Despite gusting winds and rain, over 100 people showed up for the March and Rally to Raise the Minimum Wage on the public lawn in Canal Park Monday evening. The Minimum Wage Coalition sponsored Monday's rally. The coalition's stated goal is to raise the minimum wage to $9.50/hr by 2015. Minnesota's minimum wage is currently $6.15/hr, although this is below the federal minimum of $7.25/hr, so Minnesota's de facto minimum wage is $7.25/hr.
Many UMD students were heavily involved with the rally.

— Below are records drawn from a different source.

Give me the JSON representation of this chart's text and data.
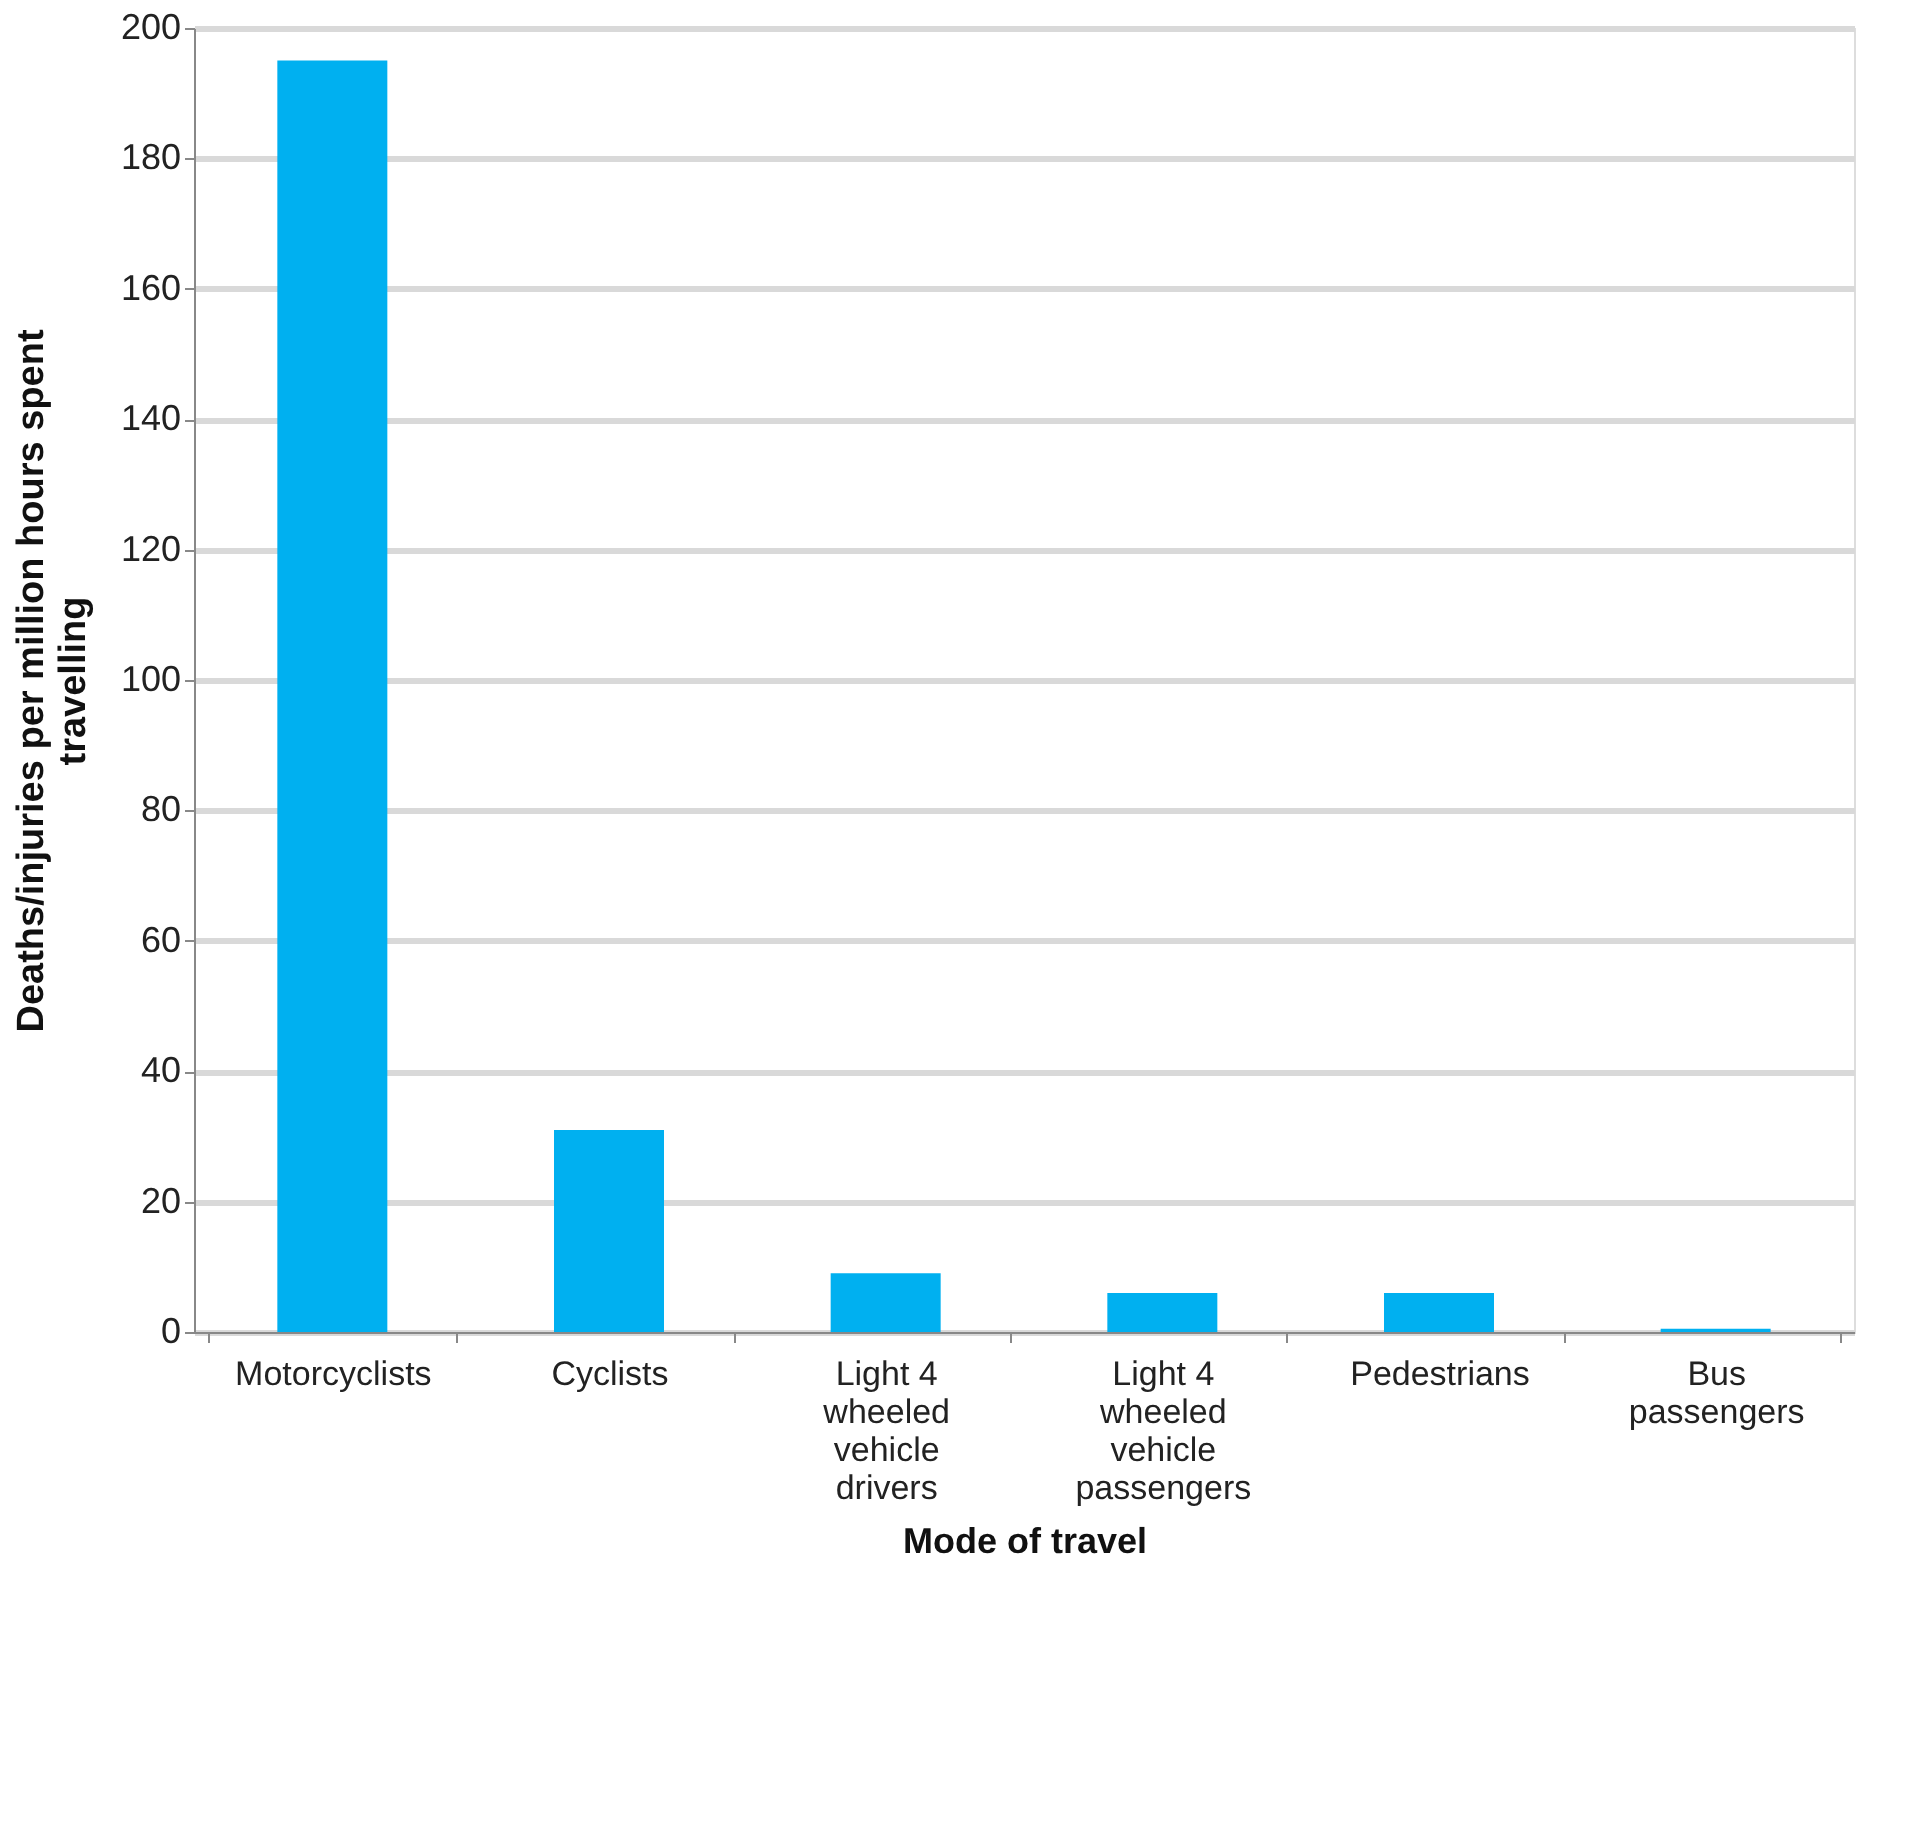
{
  "chart_data": {
    "type": "bar",
    "xlabel": "Mode of travel",
    "ylabel": "Deaths/injuries per million hours spent travelling",
    "categories": [
      "Motorcyclists",
      "Cyclists",
      "Light 4 wheeled vehicle drivers",
      "Light 4 wheeled vehicle passengers",
      "Pedestrians",
      "Bus passengers"
    ],
    "values": [
      195,
      31,
      9,
      6,
      6,
      0.5
    ],
    "color": "#00b0f0",
    "ylim": [
      0,
      200
    ],
    "yticks": [
      0,
      20,
      40,
      60,
      80,
      100,
      120,
      140,
      160,
      180,
      200
    ],
    "grid": "y"
  }
}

"I've been here since 3:30 p.m.," said junior Emily Nygren, who was passing out stickers while shielding herself from the wind and rain underneath an umbrella. "I'm in support of raising the minimum wage so that families have enough (money) for food, so they can educate their children, and so that they can hope for a better future.”
The march and rally was organized by Zach Sias, field coordinator for the North East Area Labor Council.

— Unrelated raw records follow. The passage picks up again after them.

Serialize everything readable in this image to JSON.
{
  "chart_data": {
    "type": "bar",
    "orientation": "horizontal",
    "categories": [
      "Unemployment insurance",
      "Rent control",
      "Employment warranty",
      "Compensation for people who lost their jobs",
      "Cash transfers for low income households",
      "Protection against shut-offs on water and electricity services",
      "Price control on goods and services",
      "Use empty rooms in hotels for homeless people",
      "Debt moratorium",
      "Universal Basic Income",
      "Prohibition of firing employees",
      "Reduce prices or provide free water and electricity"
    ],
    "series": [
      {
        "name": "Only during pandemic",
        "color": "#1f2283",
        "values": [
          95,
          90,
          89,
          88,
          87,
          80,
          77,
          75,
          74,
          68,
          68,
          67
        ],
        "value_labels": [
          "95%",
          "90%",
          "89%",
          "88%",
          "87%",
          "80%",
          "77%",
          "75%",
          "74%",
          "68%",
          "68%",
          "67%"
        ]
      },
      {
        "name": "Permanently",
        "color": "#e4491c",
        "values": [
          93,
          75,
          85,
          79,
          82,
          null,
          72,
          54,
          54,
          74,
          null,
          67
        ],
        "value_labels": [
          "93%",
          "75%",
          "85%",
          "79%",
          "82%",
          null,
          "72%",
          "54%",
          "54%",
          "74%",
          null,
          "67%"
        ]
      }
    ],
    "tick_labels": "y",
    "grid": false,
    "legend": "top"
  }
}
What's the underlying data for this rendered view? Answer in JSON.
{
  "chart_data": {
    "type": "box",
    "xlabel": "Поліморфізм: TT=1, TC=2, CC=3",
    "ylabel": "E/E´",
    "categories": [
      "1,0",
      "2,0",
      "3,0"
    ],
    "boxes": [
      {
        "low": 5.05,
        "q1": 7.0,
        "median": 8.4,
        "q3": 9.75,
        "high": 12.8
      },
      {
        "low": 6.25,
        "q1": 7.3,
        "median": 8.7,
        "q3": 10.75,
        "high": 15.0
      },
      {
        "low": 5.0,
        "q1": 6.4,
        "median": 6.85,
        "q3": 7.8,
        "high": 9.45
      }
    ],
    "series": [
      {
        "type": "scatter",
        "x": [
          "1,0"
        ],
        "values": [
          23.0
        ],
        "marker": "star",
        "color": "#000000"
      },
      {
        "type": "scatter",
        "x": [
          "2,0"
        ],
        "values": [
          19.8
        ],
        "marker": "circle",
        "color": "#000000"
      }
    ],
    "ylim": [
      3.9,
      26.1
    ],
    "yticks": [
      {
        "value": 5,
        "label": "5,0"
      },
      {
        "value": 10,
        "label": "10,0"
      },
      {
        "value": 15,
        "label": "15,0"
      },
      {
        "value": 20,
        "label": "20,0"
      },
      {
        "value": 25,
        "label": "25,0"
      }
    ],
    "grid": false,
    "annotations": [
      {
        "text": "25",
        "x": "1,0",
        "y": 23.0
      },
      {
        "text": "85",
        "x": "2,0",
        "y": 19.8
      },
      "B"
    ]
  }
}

"We do our best to get organizations to join the coalition," Sias said. "Just labor or any other one faction can't get it done by themselves." Sias was concerned about attendance on account of the poor weather. "Our goal was 100, which we got, but (there) would have been a lot more if the weather was like yesterday."
In May, Minnesota's House of Representatives passed a bill dictating the minimum wage increase to $9.50/hr by 2015, but it failed to gain support in the Senate.
"Part of the reason we're here is to show the state Senate that the constituents want (to raise the minimum wage)," Sias said. "There are a lot of die-hard supporters here."
The Minnesota Public Interest Research Group (MPIRG) is also in support of a $9.50/hr minimum wage.
"(The MPIRG) board met yesterday in Duluth, and we officially endorsed this campaign," said Steve Wick, one of UMD's MPIRG representatives. "It's really important for the students to get involved,” he said. "Because it's something that will affect them."
Former UMD student Justin Perprich rushed from work to catch the tail end of the rally.
"(I had) to show support for the low-wage workers,” Perprich said. “The current minimum wage is too low. I'm in favor of getting rid of the minimum wage altogether and implementing a living wage instead, at least $13 an hour," Perprich continued. "A living wage will mean less people on programs like (food stamps) and bring up the overall quality of life for everyone."